In previous work, Sockanathan and colleagues showed that a protein called GDE2 controls the production of spinal motor neurons through extracellular glycerophosphodiester phosphodiesterase (GDPD) activity.
More recently, the team discovered that GDE2 activity is itself regulated by a second protein, Prdx1. Prdx1 activates GDE2 by breaking a particular coupling called a "disulfide bond" inside GDE2 that normally inhibits GDE2 function. Thus, the disulfide bond within GDE2 acts a molecular switch that turns motor neuron production "on" or "off." By extension, the pathways that modify disulfide bond formation play pivotal roles in the control of motor neuron differentiation (maturation).
One question that emerges from this work is: How are active forms of Prdx1 generated to ensure efficient initiation of GDE2-dependent motor neuron differentiation?
Sockanathan's study team will test the hypothesis that inactive forms of Prdx1 are reactivated through separate pathways.

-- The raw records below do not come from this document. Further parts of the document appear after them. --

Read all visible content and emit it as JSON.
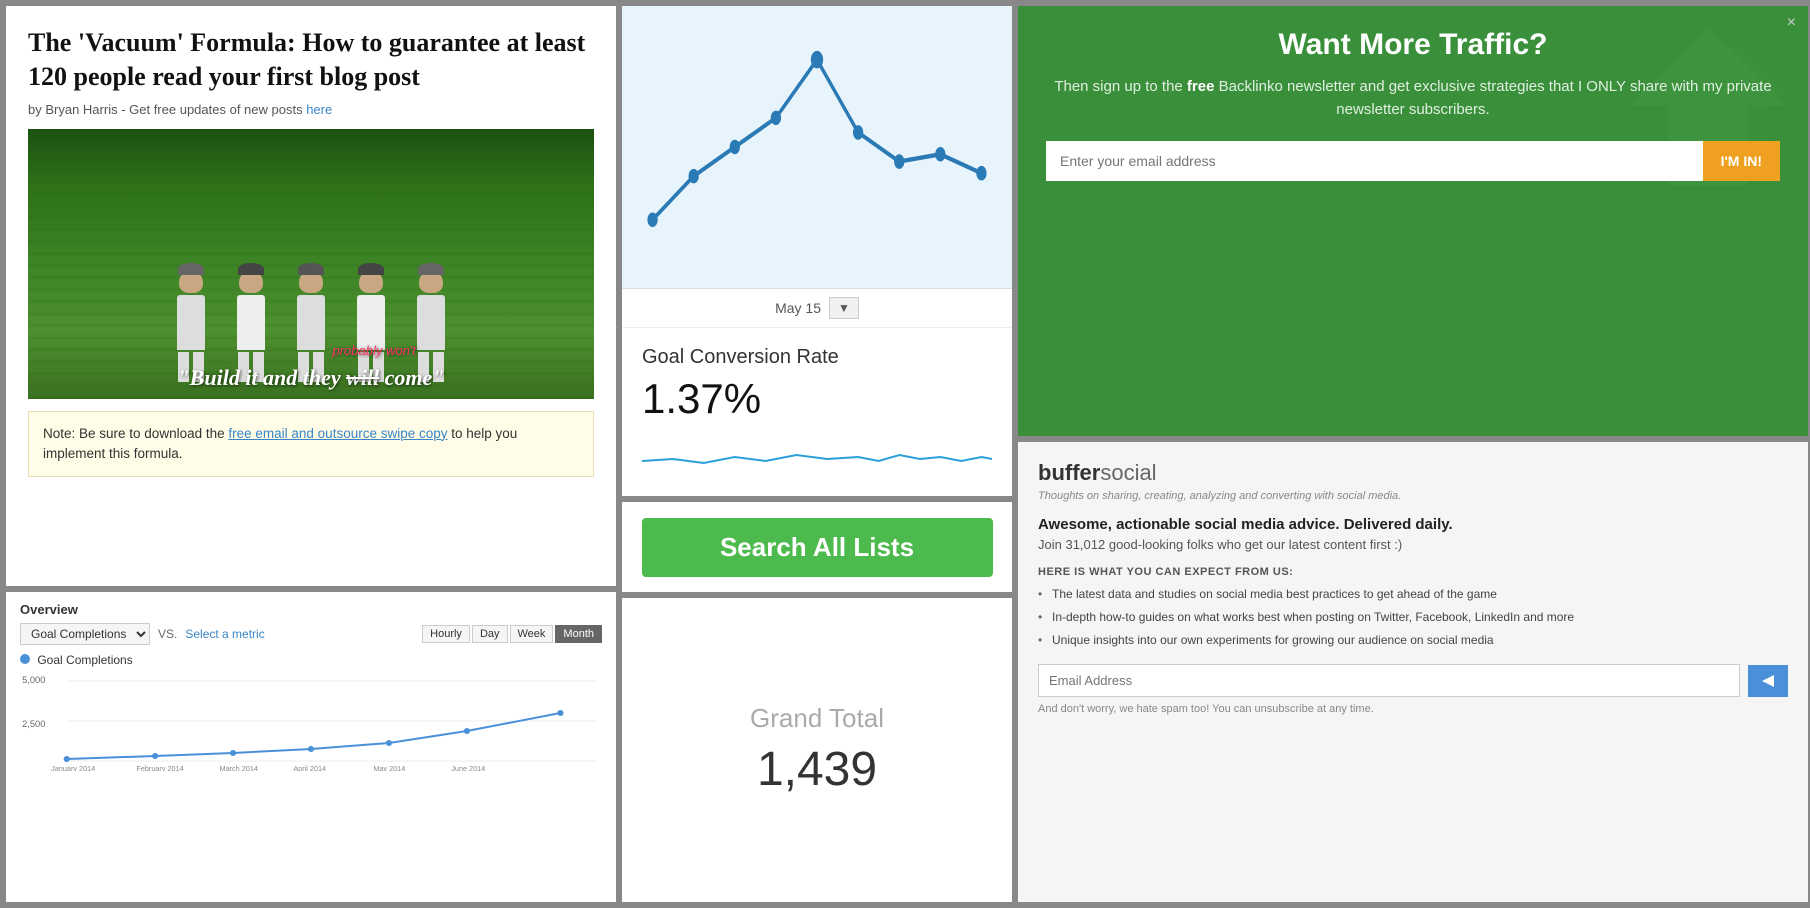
{
  "blog": {
    "title": "The 'Vacuum' Formula: How to guarantee at least 120 people read your first blog post",
    "byline": "by Bryan Harris - Get free updates of new posts",
    "byline_link": "here",
    "image_caption_pre": "\"Build it and they ",
    "image_caption_strike": "will",
    "image_caption_correction": "probably won't",
    "image_caption_post": " come\"",
    "note_pre": "Note: Be sure to download the ",
    "note_link": "free email and outsource swipe copy",
    "note_post": " to help you implement this formula."
  },
  "analytics_overview": {
    "title": "Overview",
    "metric1": "Goal Completions",
    "vs": "VS.",
    "select_metric": "Select a metric",
    "time_buttons": [
      "Hourly",
      "Day",
      "Week",
      "Month"
    ],
    "active_time": "Month",
    "legend_label": "Goal Completions",
    "y_labels": [
      "5,000",
      "2,500"
    ],
    "x_labels": [
      "January 2014",
      "February 2014",
      "March 2014",
      "April 2014",
      "May 2014",
      "June 2014"
    ]
  },
  "goal_chart": {
    "date": "May 15",
    "goal_label": "Goal Conversion Rate",
    "goal_value": "1.37%"
  },
  "search_btn": {
    "label": "Search All Lists"
  },
  "grand_total": {
    "label": "Grand Total",
    "value": "1,439"
  },
  "traffic": {
    "close": "×",
    "title": "Want More Traffic?",
    "desc_pre": "Then sign up to the ",
    "desc_free": "free",
    "desc_post": " Backlinko newsletter and get exclusive strategies that I ONLY share with my private newsletter subscribers.",
    "email_placeholder": "Enter your email address",
    "cta_label": "I'M IN!"
  },
  "buffer": {
    "logo_bold": "buffer",
    "logo_social": "social",
    "tagline": "Thoughts on sharing, creating, analyzing and converting with social media.",
    "heading": "Awesome, actionable social media advice. Delivered daily.",
    "subheading": "Join 31,012 good-looking folks who get our latest content first :)",
    "list_title": "HERE IS WHAT YOU CAN EXPECT FROM US:",
    "list_items": [
      "The latest data and studies on social media best practices to get ahead of the game",
      "In-depth how-to guides on what works best when posting on Twitter, Facebook, LinkedIn and more",
      "Unique insights into our own experiments for growing our audience on social media"
    ],
    "email_placeholder": "Email Address",
    "send_note": "And don't worry, we hate spam too! You can unsubscribe at any time."
  }
}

In addition, building off their recent finding of another Prdx molecule that is expressed with GDE2 and inhibits its activity, the team suggests the possibility that this mechanism regulates the initiation, extent and rate of motor neuron differentiation. The team will test this theory using a combination of different approaches.
Taken together, these studies are expected to provide insight into how the pathways that modify disulfide-bond formation intersect to control the onset and progression of motor neuron differentiation.
Funding for this MDA grant began February 1, 2011.